The short answer: a bunch.
When I consulted with my 19-year-old self, I decided that one vital point I would look for in a potential husband was a guy who had a robust relationship with his dad. I craved children; even more, I wanted a man who would be a good father to those future children. Specifically, I wanted a man who had lived with an example of strong leadership, who knew firsthand what a good dad looked like; a man who wanted to be like his father.
[Disclaimer: I know that men who have had passive, indifferent, distant, or abusive fathers are capable of being good dads.]
Thus, when I talked to a guy who dissed his dad, I drew a mental X next to his name: Disqualified.

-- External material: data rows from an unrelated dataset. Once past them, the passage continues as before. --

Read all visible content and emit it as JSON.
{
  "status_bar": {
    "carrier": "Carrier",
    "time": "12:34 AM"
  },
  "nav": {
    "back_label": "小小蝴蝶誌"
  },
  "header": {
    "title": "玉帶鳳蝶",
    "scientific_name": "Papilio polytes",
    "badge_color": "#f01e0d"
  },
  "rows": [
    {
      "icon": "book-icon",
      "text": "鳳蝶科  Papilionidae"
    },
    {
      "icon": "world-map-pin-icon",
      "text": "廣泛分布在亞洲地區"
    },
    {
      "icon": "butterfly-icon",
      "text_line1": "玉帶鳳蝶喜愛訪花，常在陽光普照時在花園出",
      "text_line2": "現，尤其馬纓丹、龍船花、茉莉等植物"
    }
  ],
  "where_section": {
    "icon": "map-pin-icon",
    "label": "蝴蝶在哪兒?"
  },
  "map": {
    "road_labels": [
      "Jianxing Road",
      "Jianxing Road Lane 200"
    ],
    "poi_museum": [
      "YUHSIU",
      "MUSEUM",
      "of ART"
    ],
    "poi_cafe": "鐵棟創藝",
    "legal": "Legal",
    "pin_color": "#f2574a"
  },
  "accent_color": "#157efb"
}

When Curt and I started going out, he was working summers with his dad. He came to take me to dinner in his dad’s brand new Triumph Spitfire. There was a confidence and respect that flowed between those two men. Curt introduced me to his parents very early in our relationship. When it came time to marry, Curt did not hesitate in choosing his Best Man: “my Dad“. After we had children, we moved nine hours to our current location (where Curt’s folks lived) in order for our kids to live close to their grandparents. Curt and his dad formed a partnership and worked together 12 years. Ever since Curt was old enough to hold a gun, they have hunted together.
“Dad” poured himself into Curt, and through the man his son became, my sons and I have reaped a boatload of benefits. What did Curt learn from his dad? Motivation to work; equilibrium expressed in the family motto: Let’s get the work done and then have fun!; a willingness to confront tough issues and pursue resolution; the courage to be unpopular; stubbornness; unflinching sacrifice; bluntness; the beauty of order; affection; fidelity; compassion; service; laughter.
He made an investment. He renewed that investment. He continues to invest. And I am the rich beneficiary.